The "suggestion that the Hornets get a new name more appropriate to a team based in New Orleans is inappropriate," wrote Earl J. Higgins of River Ridge. "The NBA has a long history of inappropriate team names, and the New Orleans Hornets should keep their name.
"Many years ago, before most people now alive were born, the Minneapolis Lakers (What's a Laker?) moved from the Land of 10,000 Lakes to the Land of No Lakes, Los Angeles. They are still the Lakers. The name Jazz brings up a vision of music played in joints filled with booze and tobacco smoke. We all know how appropriate this name is for the team from Salt Lake City, home of Brigham Young University, which prohibits both booze and tobacco.
"The name Hornets should be retained," Higgins said, "because it is appropriately inappropriate."
(There is nothing this columnist appreciates more than sideways thinking and that is a grand example.)
"If, however," Higgins continued, "the newly moved team wishes to emphasize the NBA's policy of inappropriately named teams, the Hornets, following the tradition of the Jazz's move from the birthplace of jazz to Utah, should become the New Orleans Mormon Tabernacle Choir. The inappropriate musical name is appropriate to NBA tradition."
(So, Earl, would we then be the Choirboys?)
Reader Sid Harl had similar thoughts: "Since Utah has adopted that most New Orleanian of names, the Jazz, we should rename the Hornets the Mormons or more appropriately, the Latter Day Saints."
(Hmmm. The LDS squad. Too bad it wouldn't be the LSD squad.)
Gus Varvaro of Thibodaux suggested the nickname Swampers. His reasoning? "All of the residents in our south Louisiana area, including the New Orleans area, live in or near swamps. The players moving to our area would also become swampers as we are. Being real swampers they would not hesitate to swamp their opponents and would really know when they are swamped."
(Gus, I've lived here all of my 57-plus years and I've never heard the term "swampers" used in any fashion. Lots of swamps and swamp dogs and swamp rats but no swampers. So I went to the "Dictionary of American Slang" to see what it had to say about that term. A "swamper" is defined as "a truck driver's helper." I'm not sure why he is called that, but right now Hornets is looking pretty good.)
"You got me started and I've got one and it's good," wrote Steve Allen, who identified himself as "the sax player." "I thought of it before I read your paragraph about the Cornets. Are you ready? And promise not to take credit? The New Orleans Horns. You are going to get a bunch of these e-mails. Mine's the best."

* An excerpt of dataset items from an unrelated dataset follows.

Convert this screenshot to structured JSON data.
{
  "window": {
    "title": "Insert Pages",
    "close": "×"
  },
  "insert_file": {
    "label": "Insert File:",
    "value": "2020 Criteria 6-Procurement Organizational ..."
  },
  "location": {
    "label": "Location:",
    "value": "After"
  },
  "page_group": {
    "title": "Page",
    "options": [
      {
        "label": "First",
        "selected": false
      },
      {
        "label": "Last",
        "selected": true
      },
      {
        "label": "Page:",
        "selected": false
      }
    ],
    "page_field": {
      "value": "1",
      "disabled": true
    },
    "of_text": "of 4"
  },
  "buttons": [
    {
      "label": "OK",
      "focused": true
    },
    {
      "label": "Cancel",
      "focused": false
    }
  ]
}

(Steve, I promise on my dead parakeet's grave. Rest assured that I will not take credit. It's all yours.)
"If all the players are fathers, married or not, the team could be called the Crawdads or Crawdaddys," was the thought of Jack Murray.
(Jack, they could, but they won't.)
Even on the New Orleans Hornets.com Web site, the fans from both Charlotte, N.C., and New Orleans are speculating about the once and future name. The "Snack Board" is where the trash talkers reside and they have been raking one another over the coals. Some of it is flat ugly.
Among names disgruntled Charlotte fans have suggested for the new New Orleans franchise are New Orleans Crooks or New Orleans Swamp Mongers (there's that swamp motif again).
In response, it was proposed that a new Charlotte franchise should be named the Charlotte North Carolwhiners.
Cheap shots at other cities is one of the easiest games to play, so to the person who observed that "New Orleans is the only town in America dumb enough to associate itself with a French heritage," I say this:
Congratulations. Your IQ just reached double digits.
Enough trash talk.
Let the man who said it best say it best one more time. Here's reader Bill Malone with the final word on the nickname:
"If it ain't broke, don't fix it. Just leave it alone and let ‘em play. I'm just glad we've got a team."